Ce qui se transmet sans qu'on le sache
Le sentiment d'être une 'imposteur' est rarement un problème isolé. Il est souvent le reflet de narratifs familiaux ou de schémas relationnels qui nous ont été transmis. Nous pouvons nous retrouver à perpétuer une forme de perfectionnisme anxieux ou une peur de la réussite, non pas parce que nous le désirons, mais parce que c'était le mode de survie de notre environnement.
Ces schémas hérités agissent comme des filtres inconscients. Ils nous apprennent, très jeunes, que pour être aimé ou en sécurité, il faut soit se minimiser, soit atteindre un niveau de performance irréaliste. Le succès, dans ce contexte, n'est pas une source de joie, mais une source de danger, car il nous expose au risque de la perte ou du jugement.
Comment ça se manifeste
Au quotidien, le syndrome de l'imposteur se manifeste par des comportements paradoxaux.

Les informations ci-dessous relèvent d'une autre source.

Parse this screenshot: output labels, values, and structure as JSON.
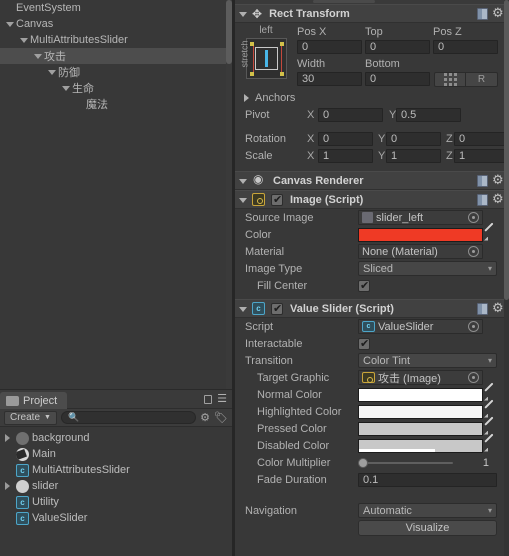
{
  "hierarchy": {
    "items": [
      {
        "label": "EventSystem",
        "depth": 0,
        "twisty": false,
        "selected": false
      },
      {
        "label": "Canvas",
        "depth": 0,
        "twisty": true,
        "selected": false
      },
      {
        "label": "MultiAttributesSlider",
        "depth": 1,
        "twisty": true,
        "selected": false
      },
      {
        "label": "攻击",
        "depth": 2,
        "twisty": true,
        "selected": true
      },
      {
        "label": "防御",
        "depth": 3,
        "twisty": true,
        "selected": false
      },
      {
        "label": "生命",
        "depth": 4,
        "twisty": true,
        "selected": false
      },
      {
        "label": "魔法",
        "depth": 5,
        "twisty": false,
        "selected": false
      }
    ]
  },
  "project": {
    "tab_label": "Project",
    "tab_icon": "folder-icon",
    "lock_icon": "lock-icon",
    "menu_icon": "panel-menu-icon",
    "create_label": "Create",
    "search_placeholder": "",
    "filter_type_icon": "filter-type-icon",
    "filter_label_icon": "filter-label-icon",
    "items": [
      {
        "label": "background",
        "icon": "prefab-icon",
        "expandable": true
      },
      {
        "label": "Main",
        "icon": "scene-icon",
        "expandable": false
      },
      {
        "label": "MultiAttributesSlider",
        "icon": "csharp-script-icon",
        "expandable": false
      },
      {
        "label": "slider",
        "icon": "sprite-icon",
        "expandable": true
      },
      {
        "label": "Utility",
        "icon": "csharp-script-icon",
        "expandable": false
      },
      {
        "label": "ValueSlider",
        "icon": "csharp-script-icon",
        "expandable": false
      }
    ]
  },
  "inspector": {
    "rect_transform": {
      "title": "Rect Transform",
      "anchor_preset_h": "left",
      "anchor_preset_v": "stretch",
      "fields": {
        "pos_x_label": "Pos X",
        "pos_x_value": "0",
        "top_label": "Top",
        "top_value": "0",
        "pos_z_label": "Pos Z",
        "pos_z_value": "0",
        "width_label": "Width",
        "width_value": "30",
        "bottom_label": "Bottom",
        "bottom_value": "0"
      },
      "blueprint_label": "",
      "raw_label": "R",
      "anchors_label": "Anchors",
      "pivot_label": "Pivot",
      "pivot_x": "0",
      "pivot_y": "0.5",
      "rotation_label": "Rotation",
      "rotation_x": "0",
      "rotation_y": "0",
      "rotation_z": "0",
      "scale_label": "Scale",
      "scale_x": "1",
      "scale_y": "1",
      "scale_z": "1",
      "axis_x": "X",
      "axis_y": "Y",
      "axis_z": "Z"
    },
    "canvas_renderer": {
      "title": "Canvas Renderer"
    },
    "image": {
      "title": "Image (Script)",
      "enabled": true,
      "source_image_label": "Source Image",
      "source_image_value": "slider_left",
      "color_label": "Color",
      "color_value": "#EF3A25",
      "material_label": "Material",
      "material_value": "None (Material)",
      "image_type_label": "Image Type",
      "image_type_value": "Sliced",
      "fill_center_label": "Fill Center",
      "fill_center_checked": true
    },
    "value_slider": {
      "title": "Value Slider (Script)",
      "enabled": true,
      "script_label": "Script",
      "script_value": "ValueSlider",
      "interactable_label": "Interactable",
      "interactable_checked": true,
      "transition_label": "Transition",
      "transition_value": "Color Tint",
      "target_graphic_label": "Target Graphic",
      "target_graphic_value": "攻击 (Image)",
      "normal_color_label": "Normal Color",
      "normal_color_value": "#FFFFFF",
      "highlighted_color_label": "Highlighted Color",
      "highlighted_color_value": "#F5F5F5",
      "pressed_color_label": "Pressed Color",
      "pressed_color_value": "#C8C8C8",
      "disabled_color_label": "Disabled Color",
      "disabled_color_value": "#C8C8C8",
      "color_multiplier_label": "Color Multiplier",
      "color_multiplier_value": "1",
      "fade_duration_label": "Fade Duration",
      "fade_duration_value": "0.1",
      "navigation_label": "Navigation",
      "navigation_value": "Automatic",
      "visualize_label": "Visualize"
    }
  }
}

On peut exceller dans son domaine tout en ayant une difficulté chronique à internaliser ses propres mérites. On a tendance à minimiser ses réussites ('C'était juste de la chance', 'N'importe qui aurait pu le faire') et à s'attribuer le mérite de l'effort plutôt que du talent.
Ce mécanisme de défense nous pousse à l'hyper-préparation, à la procrastination par peur de l'échec, ou au perfectionnisme paralysant. C'est une armure invisible : plus nous nous préparons, plus nous nous épuisons, car nous essayons de prouver notre légitimité à chaque instant, comme si notre place n'était pas garantie.
Ce qui peut changer
Changer ces schémas, ce n'est pas 'réparer' un défaut, mais plutôt apprendre à accueillir une nouvelle vérité : celle que votre valeur n'est pas conditionnelle à votre performance. Il s'agit de passer d'une logique de 'preuve constante' à une logique d''acceptation bienveillante'.
La première étape est l'observation, sans jugement. Lorsque le doute surgit, au lieu de vous y battre, posez-vous la question : 'D'où vient ce sentiment ? Est-ce une réaction à ce que je fais, ou est-ce un écho d'une ancienne histoire ?' Nommer la source du sentiment permet de le désactiver émotionnellement et de reprendre votre pouvoir d'auteur sur votre récit personnel.